Usama was born in the historic town of Carthage (the birthplace of Hannibal, and the center of the Punic Wars). He received his Ph.D. in computer science and engineering from the University of Michigan, Ann Arbor in 1991. Before receiving his Ph.D., Usama thought he would be a student forever, collecting two B.Sc.’s in Engineering, an M.Sc. in CSE and another M.Sc. in Mathematics. This had the side benefit of allowing him to spend summers at interesting research labs. When he finally decided it was time to graduate, Usama joined the NASA-funded Jet Propulsion Laboratory at the California Institute of Technology. There he formed and headed the Machine Learning Systems Group, and focused on developing systems to help astronomers and geologists analyze large data sets.
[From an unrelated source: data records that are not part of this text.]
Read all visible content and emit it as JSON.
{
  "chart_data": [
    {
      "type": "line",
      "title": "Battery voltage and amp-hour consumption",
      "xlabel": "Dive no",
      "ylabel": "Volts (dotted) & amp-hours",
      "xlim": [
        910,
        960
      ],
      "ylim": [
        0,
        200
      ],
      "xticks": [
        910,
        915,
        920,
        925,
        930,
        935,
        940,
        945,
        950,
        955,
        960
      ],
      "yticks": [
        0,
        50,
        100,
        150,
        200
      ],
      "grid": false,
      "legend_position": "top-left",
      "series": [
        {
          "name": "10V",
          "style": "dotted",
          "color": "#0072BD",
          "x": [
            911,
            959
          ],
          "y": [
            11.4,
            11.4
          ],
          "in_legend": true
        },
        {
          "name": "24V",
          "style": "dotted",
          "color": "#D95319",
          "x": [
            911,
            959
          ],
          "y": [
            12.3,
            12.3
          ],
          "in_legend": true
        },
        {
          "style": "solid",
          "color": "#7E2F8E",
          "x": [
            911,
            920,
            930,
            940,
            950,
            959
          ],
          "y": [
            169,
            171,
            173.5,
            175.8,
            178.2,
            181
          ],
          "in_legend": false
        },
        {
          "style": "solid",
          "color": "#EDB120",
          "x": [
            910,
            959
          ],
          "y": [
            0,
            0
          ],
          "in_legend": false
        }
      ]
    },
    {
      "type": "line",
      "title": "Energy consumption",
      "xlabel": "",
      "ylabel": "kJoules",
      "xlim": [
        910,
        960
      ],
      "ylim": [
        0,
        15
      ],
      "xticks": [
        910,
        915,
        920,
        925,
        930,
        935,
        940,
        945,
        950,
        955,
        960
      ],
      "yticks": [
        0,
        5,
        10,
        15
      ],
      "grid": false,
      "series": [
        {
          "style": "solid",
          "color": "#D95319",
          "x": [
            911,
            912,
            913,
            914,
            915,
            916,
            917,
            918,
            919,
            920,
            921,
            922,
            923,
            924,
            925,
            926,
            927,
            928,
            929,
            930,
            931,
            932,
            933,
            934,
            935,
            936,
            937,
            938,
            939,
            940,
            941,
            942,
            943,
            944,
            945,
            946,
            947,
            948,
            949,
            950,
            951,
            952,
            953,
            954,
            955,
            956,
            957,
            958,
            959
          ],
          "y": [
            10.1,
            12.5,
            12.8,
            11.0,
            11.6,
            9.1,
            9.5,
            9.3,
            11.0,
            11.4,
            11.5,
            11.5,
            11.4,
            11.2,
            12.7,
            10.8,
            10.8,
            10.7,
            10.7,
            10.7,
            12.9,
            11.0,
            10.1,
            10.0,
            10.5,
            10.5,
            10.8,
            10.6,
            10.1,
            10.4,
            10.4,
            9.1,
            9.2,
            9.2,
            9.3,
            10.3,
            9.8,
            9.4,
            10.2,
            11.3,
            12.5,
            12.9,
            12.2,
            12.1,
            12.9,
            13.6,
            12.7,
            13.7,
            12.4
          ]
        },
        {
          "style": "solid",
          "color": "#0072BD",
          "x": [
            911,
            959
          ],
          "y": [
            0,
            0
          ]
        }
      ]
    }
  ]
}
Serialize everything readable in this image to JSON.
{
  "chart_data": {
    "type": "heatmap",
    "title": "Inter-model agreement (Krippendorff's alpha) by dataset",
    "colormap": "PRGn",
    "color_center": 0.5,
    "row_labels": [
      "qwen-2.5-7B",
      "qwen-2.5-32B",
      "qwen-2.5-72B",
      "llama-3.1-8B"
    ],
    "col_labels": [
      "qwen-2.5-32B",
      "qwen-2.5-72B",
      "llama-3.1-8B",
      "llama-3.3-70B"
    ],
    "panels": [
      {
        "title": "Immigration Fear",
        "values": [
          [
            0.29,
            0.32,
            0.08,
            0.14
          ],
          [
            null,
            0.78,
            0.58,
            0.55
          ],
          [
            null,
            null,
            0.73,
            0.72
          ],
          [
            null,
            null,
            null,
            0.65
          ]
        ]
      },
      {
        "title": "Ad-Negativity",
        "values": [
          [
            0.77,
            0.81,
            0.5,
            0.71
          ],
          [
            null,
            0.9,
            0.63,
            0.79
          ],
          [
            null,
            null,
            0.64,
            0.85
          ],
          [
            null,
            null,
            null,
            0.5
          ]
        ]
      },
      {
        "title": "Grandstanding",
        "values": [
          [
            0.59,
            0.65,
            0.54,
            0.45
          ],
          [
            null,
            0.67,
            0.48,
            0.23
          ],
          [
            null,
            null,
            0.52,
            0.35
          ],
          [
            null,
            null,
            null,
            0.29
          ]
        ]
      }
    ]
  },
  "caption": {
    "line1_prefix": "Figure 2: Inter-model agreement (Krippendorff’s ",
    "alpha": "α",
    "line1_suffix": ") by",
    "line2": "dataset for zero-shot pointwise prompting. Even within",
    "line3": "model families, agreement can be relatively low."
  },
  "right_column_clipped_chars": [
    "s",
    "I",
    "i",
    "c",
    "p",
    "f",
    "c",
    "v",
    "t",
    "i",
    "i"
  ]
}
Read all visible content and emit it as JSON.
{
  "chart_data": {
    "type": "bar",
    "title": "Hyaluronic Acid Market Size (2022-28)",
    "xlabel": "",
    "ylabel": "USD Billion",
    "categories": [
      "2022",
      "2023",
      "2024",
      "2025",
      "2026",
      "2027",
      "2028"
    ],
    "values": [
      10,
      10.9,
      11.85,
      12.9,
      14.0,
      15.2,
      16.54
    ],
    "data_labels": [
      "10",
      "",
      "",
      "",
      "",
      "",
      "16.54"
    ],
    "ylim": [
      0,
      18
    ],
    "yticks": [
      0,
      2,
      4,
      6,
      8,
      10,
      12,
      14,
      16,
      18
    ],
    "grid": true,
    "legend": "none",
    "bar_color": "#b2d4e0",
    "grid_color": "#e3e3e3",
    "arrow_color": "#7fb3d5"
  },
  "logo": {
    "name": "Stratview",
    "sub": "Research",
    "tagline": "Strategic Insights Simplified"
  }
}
His work was recognized with the JPL Lew Allen Award for Excellence in Research in 1993, and NASA’s Exceptional Achievement Medal in 1994.
In 1994 and 1995, Usama was program co-chair of the International Conference on Knowledge Discovery and Data Mining (KDD). He served as general chair of the KDD-96 conference, is an editor-in-chief of the new technical journal Data Mining and Knowledge Discovery (http://www.research.microsoft.com/datamine), and co-edited the recent MIT Press book: “Advances in Knowledge Discovery and Data Mining.”
In the winter, Usama loves to ski. In summer, he likes to cruise in Lake Washington, pursuing his new passion for boating. A long-distance varsity swimmer in college, he still enjoys swimming, and a good game of chess. Other hobbies include photography and a good deep sleep once in a while.